Ela disse que pertencera a várias sociedades religiosas, mas que finalmente tinha se fixado em uma. Trabalhara por ela como palestrante e divulgadora praticamente pelo mundo inteiro. Disse que desistira da família, do conforto e de muitas outras coisas por amor a organização; ela aceitara suas crenças, suas doutrinas e preceitos, seguirá seus líderes e tentara meditar. Tornou-se muito respeitada tanto pelos membros quanto pelos líderes. Agora, continuou, tendo ouvido o que eu dissera sobre crenças, organizações, os perigos do auto-engano e assim por diante, retirara-se dessa sociedade e de suas atividades. Não estava mais interessada em salvar o mundo, mas agora se ocupava de sua pequena família e de seus problemas. Tinha apenas um interesse remoto no mundo confuso. Era propensa à amargura, apesar de aparentemente boa e generosa, pois disse que sua vida parecia desperdiçada. Após todo seu entusiasmo e trabalhos passados, onde ela estava? O que acontecera? Por que estava tão entediada e abatida, e, na sua idade, tão preocupada consigo, com coisas insignificantes?
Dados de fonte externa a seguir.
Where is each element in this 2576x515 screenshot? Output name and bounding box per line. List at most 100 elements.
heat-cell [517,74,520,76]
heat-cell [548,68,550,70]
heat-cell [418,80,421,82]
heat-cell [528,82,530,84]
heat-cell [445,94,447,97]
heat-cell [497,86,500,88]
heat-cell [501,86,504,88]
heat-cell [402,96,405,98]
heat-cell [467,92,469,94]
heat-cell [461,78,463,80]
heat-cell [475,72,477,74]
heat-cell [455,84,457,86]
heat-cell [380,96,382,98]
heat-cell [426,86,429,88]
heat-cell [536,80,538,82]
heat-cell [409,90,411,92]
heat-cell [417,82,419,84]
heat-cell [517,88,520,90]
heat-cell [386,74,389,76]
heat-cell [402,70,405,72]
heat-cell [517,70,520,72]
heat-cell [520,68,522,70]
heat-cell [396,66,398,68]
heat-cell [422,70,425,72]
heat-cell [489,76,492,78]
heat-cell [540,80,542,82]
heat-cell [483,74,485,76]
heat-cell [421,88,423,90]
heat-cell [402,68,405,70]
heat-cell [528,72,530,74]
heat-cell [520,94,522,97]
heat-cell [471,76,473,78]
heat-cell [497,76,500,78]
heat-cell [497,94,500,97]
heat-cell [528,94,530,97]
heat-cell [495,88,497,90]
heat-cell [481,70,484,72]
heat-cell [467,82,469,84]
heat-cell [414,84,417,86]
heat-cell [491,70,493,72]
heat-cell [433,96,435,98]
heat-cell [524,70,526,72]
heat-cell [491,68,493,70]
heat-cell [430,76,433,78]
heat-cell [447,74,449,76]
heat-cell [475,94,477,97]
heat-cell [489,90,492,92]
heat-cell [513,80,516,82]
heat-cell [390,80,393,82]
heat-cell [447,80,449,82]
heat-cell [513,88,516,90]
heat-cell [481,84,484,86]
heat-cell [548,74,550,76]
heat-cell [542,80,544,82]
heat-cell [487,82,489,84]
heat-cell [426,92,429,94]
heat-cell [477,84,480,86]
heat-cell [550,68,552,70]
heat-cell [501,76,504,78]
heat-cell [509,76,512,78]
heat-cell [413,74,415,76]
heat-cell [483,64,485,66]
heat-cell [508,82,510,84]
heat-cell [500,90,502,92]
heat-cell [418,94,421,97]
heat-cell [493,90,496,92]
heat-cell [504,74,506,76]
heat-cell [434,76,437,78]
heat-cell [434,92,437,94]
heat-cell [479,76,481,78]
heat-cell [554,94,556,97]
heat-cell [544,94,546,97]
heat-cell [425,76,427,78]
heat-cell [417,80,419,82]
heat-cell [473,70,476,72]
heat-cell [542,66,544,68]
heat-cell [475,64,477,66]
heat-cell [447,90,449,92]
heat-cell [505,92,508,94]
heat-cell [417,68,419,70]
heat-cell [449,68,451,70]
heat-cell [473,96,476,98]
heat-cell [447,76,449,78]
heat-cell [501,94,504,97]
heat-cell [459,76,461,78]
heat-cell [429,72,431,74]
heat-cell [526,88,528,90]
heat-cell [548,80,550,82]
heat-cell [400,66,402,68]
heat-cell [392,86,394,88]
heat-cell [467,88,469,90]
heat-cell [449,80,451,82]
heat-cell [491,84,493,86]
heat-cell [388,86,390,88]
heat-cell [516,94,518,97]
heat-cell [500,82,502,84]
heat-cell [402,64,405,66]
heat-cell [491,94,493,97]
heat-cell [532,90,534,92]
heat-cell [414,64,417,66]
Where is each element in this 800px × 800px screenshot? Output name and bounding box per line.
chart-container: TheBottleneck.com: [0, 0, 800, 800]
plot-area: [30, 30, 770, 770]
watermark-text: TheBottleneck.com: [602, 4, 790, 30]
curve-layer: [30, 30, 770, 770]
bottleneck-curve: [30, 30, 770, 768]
Com que facilidade destruímos a delicada sensibilidade de nosso ser. A luta e o esforço incessantes, as fugas e os medos ansiosos logo embotam a mente e o coração; e a mente astuta rapidamente encontra substitutos para a sensibilidade da vida. Divertimentos, família, política, crenças e deuses ocupam o lugar da clareza e do amor. A clareza é perdida pelo conhecimento e pela crença, e o amor pelas sensações. A crença traz clareza? O muro fortemente fechado da crença traz compreensão? Qual é a necessidade das crenças? Elas não atrapalham a mente já abarrotada? A compreensão do que é não exige crença, mas percepção direta, que é estar diretamente consciente, sem a interferência do desejo. Os mecanismos de desejo são sutis, e sem entendê-los a crença só aumenta o conflito, a confusão e o antagonismo. O outro nome da crença é fé, e a fé é também refúgio do desejo.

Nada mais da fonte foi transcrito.